The battle for billions of shillings that teachers contribute to unions is set to intensify with the latest entry of a new teachers’ union.
The Kenya Teachers Congress, which was last week given the go-ahead by the Employment and Labour Relations Court to start recruiting its members after a protracted legal battle, will be seeking to have a share of the 290,000 teachers across the country.
Teachers contribute two per cent of their basic salary to unions every month.
Currently teachers are represented by the Kenya National Union of Teachers (Knut), Kenya Union of Post-Primary Education Teachers (Kuppet) and Kenya Union of Special Needs Education Teachers (Kusnet).
However, there are about 50,000 teachers who are not members of these unions despite labour laws demanding that every unionisable teacher pays agency fees, whether they belong to a trade union or not.
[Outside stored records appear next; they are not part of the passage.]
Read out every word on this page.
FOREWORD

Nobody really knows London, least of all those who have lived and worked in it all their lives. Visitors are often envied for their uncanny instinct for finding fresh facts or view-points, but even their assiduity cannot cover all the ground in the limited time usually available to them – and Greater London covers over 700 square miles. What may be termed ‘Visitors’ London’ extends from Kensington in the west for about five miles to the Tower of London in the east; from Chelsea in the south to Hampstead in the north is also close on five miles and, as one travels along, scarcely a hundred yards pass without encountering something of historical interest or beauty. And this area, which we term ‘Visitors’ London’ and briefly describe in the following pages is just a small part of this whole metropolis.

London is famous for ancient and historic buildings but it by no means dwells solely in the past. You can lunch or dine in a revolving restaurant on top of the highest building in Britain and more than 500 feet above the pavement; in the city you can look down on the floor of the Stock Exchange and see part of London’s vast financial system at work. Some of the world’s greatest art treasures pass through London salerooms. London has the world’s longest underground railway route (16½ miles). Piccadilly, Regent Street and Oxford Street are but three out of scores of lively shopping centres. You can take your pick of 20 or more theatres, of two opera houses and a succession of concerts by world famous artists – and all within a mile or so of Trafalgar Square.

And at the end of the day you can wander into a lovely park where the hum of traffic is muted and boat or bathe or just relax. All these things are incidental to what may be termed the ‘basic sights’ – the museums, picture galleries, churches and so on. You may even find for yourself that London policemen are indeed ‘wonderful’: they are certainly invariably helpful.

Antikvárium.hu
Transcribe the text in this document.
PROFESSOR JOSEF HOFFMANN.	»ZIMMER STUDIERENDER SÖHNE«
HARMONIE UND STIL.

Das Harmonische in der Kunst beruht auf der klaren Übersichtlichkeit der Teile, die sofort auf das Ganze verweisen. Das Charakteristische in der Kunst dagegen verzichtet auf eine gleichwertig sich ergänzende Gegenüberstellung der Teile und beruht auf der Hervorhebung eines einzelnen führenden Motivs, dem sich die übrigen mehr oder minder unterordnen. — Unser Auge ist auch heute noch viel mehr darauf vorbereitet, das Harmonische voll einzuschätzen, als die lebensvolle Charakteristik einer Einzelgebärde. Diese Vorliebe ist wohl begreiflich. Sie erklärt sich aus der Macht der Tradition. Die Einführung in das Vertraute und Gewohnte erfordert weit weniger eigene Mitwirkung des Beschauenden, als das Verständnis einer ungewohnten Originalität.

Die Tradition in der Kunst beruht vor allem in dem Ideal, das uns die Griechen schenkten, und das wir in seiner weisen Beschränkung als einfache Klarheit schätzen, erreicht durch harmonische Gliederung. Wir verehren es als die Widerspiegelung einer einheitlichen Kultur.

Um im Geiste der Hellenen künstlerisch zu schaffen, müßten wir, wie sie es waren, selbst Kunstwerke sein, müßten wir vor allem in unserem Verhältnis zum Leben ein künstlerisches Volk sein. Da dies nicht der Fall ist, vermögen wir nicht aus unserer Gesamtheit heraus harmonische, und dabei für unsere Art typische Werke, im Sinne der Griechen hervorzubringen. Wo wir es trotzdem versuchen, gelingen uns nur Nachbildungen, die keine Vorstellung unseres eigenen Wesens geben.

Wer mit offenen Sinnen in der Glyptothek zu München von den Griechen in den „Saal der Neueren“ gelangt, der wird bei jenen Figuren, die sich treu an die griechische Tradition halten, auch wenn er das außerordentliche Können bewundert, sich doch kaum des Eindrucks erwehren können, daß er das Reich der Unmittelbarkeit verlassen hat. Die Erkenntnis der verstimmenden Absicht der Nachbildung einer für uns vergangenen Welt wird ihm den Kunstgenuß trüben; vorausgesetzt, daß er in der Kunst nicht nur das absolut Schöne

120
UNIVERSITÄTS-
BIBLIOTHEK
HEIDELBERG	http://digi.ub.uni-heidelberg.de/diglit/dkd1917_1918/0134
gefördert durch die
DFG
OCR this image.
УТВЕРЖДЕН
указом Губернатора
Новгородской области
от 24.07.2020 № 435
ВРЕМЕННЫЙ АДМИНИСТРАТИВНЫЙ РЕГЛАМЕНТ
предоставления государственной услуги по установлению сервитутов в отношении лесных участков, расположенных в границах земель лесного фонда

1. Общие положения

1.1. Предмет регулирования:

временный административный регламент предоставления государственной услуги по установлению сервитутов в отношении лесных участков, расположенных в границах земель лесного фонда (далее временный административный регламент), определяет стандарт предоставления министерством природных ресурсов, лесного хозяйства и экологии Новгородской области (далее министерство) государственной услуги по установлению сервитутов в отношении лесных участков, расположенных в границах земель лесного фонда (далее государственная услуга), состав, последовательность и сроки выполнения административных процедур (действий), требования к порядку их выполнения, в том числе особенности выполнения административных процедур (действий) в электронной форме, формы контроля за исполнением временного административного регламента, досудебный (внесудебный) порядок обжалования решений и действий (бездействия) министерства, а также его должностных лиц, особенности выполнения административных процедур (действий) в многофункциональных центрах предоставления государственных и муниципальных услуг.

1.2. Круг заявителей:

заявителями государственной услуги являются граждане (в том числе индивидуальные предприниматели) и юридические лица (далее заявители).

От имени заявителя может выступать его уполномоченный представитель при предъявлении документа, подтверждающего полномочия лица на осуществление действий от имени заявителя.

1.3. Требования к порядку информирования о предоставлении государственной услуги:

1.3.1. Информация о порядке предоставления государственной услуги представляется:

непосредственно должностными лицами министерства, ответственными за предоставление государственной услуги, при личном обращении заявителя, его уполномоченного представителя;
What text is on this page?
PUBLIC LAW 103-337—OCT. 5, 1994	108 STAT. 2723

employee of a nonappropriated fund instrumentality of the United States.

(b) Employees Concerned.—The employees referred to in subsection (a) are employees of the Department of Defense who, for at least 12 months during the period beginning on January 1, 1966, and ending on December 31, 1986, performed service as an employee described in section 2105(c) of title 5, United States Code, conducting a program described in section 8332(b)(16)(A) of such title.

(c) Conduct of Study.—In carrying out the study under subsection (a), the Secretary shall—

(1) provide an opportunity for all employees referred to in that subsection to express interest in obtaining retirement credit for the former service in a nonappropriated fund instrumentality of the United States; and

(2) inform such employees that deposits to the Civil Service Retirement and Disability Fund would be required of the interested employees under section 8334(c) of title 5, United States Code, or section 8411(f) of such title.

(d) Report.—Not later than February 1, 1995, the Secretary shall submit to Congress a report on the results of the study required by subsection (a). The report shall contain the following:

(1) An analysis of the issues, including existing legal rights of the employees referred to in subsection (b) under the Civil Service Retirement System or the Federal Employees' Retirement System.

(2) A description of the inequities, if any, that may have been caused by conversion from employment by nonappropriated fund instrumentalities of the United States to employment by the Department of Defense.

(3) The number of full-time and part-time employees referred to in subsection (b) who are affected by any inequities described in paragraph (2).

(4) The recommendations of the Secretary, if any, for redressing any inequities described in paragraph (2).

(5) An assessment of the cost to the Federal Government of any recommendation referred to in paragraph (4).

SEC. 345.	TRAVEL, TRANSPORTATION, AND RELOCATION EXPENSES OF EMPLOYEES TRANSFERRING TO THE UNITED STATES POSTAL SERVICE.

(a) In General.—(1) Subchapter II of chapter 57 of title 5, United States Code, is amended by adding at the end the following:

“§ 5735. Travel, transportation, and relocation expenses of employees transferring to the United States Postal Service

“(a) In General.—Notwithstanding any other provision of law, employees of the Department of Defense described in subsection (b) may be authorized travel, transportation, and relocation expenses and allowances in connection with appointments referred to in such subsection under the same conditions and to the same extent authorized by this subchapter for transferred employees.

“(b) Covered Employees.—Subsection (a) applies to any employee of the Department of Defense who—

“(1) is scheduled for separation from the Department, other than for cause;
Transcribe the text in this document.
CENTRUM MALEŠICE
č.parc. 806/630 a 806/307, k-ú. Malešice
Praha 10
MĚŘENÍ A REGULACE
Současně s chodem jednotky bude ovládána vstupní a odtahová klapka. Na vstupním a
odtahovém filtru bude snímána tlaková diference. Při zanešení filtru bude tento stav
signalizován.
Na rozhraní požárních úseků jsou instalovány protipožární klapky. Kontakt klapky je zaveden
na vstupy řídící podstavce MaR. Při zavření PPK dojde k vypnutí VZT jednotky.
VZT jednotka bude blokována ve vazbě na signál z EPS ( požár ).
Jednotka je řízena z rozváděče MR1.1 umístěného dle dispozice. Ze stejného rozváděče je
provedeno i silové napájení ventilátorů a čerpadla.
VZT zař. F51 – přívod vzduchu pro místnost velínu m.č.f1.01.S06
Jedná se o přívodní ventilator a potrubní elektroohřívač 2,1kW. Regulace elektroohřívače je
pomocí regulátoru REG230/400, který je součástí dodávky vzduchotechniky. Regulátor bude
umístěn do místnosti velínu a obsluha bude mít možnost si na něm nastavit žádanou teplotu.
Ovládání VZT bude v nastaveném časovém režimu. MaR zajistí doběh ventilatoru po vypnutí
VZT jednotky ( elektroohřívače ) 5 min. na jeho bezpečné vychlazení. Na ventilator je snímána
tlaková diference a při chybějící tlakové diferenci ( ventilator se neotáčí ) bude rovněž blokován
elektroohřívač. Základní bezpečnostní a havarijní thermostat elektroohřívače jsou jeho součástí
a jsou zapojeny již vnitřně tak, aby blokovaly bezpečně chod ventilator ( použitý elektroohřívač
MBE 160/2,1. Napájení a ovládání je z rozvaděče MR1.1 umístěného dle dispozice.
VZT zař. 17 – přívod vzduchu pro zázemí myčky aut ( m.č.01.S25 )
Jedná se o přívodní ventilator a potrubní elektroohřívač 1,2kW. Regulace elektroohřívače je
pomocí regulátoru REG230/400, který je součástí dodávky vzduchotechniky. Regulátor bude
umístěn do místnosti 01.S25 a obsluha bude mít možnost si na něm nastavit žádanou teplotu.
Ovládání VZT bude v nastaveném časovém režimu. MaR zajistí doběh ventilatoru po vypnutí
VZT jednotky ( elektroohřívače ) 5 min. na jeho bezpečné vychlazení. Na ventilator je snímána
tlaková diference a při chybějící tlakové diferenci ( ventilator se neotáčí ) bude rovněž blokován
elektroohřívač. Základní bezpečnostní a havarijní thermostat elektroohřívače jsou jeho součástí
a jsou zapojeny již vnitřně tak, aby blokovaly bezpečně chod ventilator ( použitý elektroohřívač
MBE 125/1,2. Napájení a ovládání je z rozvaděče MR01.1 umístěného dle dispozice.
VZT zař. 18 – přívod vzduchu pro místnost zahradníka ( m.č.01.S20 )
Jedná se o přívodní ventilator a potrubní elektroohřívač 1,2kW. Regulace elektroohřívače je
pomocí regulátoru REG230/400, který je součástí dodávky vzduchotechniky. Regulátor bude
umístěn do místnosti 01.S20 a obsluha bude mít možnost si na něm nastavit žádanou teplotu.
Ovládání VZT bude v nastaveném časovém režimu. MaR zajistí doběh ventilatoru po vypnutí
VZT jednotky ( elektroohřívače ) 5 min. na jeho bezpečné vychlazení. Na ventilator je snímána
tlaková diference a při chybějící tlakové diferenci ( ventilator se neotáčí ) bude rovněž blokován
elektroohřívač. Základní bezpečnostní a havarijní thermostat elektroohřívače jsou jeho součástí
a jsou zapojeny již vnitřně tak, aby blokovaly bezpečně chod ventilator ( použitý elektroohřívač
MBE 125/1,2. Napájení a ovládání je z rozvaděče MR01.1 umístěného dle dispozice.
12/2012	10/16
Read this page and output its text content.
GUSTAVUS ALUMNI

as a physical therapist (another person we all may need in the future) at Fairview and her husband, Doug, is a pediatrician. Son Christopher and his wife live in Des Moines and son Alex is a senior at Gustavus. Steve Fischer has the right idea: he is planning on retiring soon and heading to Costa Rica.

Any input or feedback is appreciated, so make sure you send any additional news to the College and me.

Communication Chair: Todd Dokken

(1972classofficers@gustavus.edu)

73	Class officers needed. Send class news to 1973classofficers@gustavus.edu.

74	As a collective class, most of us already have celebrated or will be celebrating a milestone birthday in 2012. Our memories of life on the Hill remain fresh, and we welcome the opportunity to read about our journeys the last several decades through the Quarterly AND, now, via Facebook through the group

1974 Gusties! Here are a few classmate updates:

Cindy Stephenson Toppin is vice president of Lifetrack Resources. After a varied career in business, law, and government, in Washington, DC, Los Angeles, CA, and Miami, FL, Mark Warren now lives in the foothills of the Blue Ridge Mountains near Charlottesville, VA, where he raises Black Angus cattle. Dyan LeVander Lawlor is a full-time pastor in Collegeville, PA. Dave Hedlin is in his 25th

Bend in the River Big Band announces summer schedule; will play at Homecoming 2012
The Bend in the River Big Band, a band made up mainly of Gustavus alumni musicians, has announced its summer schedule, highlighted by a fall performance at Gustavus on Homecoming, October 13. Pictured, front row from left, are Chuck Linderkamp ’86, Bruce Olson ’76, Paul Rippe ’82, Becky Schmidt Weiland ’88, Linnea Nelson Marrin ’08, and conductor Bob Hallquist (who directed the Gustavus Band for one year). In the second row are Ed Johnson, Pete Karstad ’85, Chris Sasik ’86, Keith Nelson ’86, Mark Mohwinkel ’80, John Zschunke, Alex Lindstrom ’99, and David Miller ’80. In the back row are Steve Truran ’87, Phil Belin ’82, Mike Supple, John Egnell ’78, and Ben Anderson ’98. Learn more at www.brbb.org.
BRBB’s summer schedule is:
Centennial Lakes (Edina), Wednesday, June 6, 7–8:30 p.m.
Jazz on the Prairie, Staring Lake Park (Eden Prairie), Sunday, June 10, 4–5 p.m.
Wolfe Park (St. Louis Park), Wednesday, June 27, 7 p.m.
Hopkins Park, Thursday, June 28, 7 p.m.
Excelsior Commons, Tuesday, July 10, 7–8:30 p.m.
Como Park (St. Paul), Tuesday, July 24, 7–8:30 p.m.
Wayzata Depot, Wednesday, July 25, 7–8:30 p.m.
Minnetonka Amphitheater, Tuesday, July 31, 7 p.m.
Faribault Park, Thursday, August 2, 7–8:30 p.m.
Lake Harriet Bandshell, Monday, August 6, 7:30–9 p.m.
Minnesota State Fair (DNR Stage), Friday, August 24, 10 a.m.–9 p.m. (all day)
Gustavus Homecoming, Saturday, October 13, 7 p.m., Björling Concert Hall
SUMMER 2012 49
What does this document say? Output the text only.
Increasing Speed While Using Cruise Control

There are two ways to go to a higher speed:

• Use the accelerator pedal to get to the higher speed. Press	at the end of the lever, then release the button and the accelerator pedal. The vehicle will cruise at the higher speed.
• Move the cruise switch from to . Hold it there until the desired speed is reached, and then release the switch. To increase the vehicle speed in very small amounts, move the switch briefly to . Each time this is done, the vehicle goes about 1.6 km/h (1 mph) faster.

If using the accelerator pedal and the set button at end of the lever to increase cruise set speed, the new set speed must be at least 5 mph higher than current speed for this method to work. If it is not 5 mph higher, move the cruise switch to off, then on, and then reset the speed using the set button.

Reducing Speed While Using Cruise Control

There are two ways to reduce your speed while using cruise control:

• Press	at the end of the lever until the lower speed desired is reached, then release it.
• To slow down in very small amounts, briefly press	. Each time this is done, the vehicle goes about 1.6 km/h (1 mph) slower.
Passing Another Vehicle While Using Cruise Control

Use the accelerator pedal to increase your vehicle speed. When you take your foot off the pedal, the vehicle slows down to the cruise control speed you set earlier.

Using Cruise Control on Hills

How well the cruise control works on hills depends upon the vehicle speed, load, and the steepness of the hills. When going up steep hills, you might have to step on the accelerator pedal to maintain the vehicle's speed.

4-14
The development comes in the wake of an exodus of members from both Kuppet and Knut as a result of retirement, natural attrition and validation.
In the past two years, Knut has lost 25,673 members while Kuppet has lost about 7,000 members.
Before last year’s membership validation, Knut used to collect about Sh1.6 billion a year, translating to Sh135 million monthly while Kuppet used to collect Sh425 million a year which translated to Sh35 million a month.
With the new Collective Bargaining Agreement that was signed last year coming into effect in July at a cost of Sh50 billion, teachers are set to remit more money to the unions as they will enjoy higher salaries.
NOT YOUR WORK
Justice Hellen Wasilwa, in her ruling, directed the Registrar of Trade Unions to issue the teachers congress with a certificate of recruitment within the next two weeks, so that they can start recruiting members.
The registrar had declined to issue the certificate of recruitment in March last year on grounds that there are other unions that have covered the congress’ target.
Justice Wasilwa ruled that the Registrar of Trade Unions’ action was premature and was based on issues of registration of a trade union and not on issues of recruitment for members of an intended union.
The issue of registration of a trade union follows six months after the issue of certificate of recruitment.
The court also said that the Registrar had not stated that there is another union with a similar name or sufficiently similar to the one that seeks to be registered.
Knut, which was an interested party in the case, had supported the position taken by the Registrar of Trade Unions saying it had acted within the law to decline Teachers Congress’ request.
Knut claimed the congress was intent to cause disharmony in the representation of teachers’ interests.
Mr John Mbate, the interim secretary-general of the congress, said the idea for a new union has been borne out of the realisation that the present unions have deviated from their main objectives.
The new union was started by former Knut officials who differed with the union leadership.
According to Knut leadership the union membership now stands at 174,972, down from 197,555 last year and 200,645 in 2014; and has affected the union’s annual revenue which declined by Sh286 million, from Sh1.345 billion to Sh1.059 billion.
Knut and Kuppet have since ordered their grassroots leaders to intensify recruitment of new members.
“It has come to our notice that some branches have tactfully kept their membership at around 900 while they have the potential to recruit well over 1,000,” said Knut Secretary-General Wilson Sossion during the union’s annual delegates conference held recently.
Kuppet chairman Omboko Milemba said recruitment of members remains the business of the union and must not stop.
“We have to acknowledge Kuppet’s previous leadership for their efforts in recruitment of members and ask ourselves, what shall we do to add on the already existing achievements,” said Mr Milemba.